The WHO classification
| BMI range | Classification |
|---|---|
| Below 18.5 | Underweight |
| 18.5 – 24.9 | Normal |
| 25.0 – 29.9 | Overweight |
| 30.0 – 34.9 | Obese class I |
| 35.0 – 39.9 | Obese class II |
| 40 or above | Obese class III |
These ranges come from the World Health Organization. Different countries and professional bodies use slight variations — for example, several Asian health ministries use a lower overweight threshold (23.0) because health risks appear at lower BMI in populations of East and South Asian ancestry.
What BMI does well — and what it doesn't
BMI is a useful, fast, low-cost population-level indicator. Plotting average BMI against incidence of cardiovascular disease, type 2 diabetes, and certain cancers reveals strong correlations. For governments planning public-health interventions, BMI is a defensible metric.
At the individual level, BMI is much less useful. It cannot distinguish muscle from fat. A bodybuilder with 8% body fat will register as "obese". An older adult with low muscle mass and high body-fat percentage may register as "normal". BMI ignores fat distribution; visceral fat (around organs) carries far higher health risk than subcutaneous fat (under the skin) at the same total.

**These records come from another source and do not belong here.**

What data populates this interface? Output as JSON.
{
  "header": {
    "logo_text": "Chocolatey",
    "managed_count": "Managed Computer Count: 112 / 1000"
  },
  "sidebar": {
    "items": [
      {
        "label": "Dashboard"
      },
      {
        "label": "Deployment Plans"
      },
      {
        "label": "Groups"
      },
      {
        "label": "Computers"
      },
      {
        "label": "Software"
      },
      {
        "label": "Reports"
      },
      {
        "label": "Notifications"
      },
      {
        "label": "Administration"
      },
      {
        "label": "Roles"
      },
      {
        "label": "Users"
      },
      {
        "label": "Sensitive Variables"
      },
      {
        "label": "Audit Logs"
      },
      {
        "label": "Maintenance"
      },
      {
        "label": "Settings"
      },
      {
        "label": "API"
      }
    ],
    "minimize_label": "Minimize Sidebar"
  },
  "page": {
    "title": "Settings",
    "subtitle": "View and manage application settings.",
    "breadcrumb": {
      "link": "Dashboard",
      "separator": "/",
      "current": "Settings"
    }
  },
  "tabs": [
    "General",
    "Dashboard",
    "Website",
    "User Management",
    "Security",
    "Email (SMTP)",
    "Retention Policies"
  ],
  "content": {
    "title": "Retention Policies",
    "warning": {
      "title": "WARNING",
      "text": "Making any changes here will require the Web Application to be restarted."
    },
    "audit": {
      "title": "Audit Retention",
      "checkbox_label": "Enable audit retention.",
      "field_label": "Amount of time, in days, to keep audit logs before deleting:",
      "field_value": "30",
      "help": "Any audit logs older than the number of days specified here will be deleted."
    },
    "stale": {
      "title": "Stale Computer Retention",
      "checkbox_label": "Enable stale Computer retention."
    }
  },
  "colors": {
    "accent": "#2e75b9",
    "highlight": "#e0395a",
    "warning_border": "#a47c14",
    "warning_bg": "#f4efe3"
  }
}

For these reasons, modern clinical practice combines BMI with waist circumference, body-composition scans, and patient history. Don't make decisions based on this calculator alone.
Children and adolescents
For people under 20 years old, BMI is interpreted against age-and-sex-specific growth percentiles, not against the fixed adult thresholds above. This calculator uses the adult formula; if you're under 20, your number is correct but the classification is not meaningful for you.
The formula in both unit systems
Metric: BMI = weight (kg) / (height in metres)²
Imperial: BMI = 703 × weight (lb) / (height in inches)²
The 703 multiplier is the conversion constant that makes the imperial formula produce the same numeric result as the metric formula.
Privacy
Your weight and height never leave your device.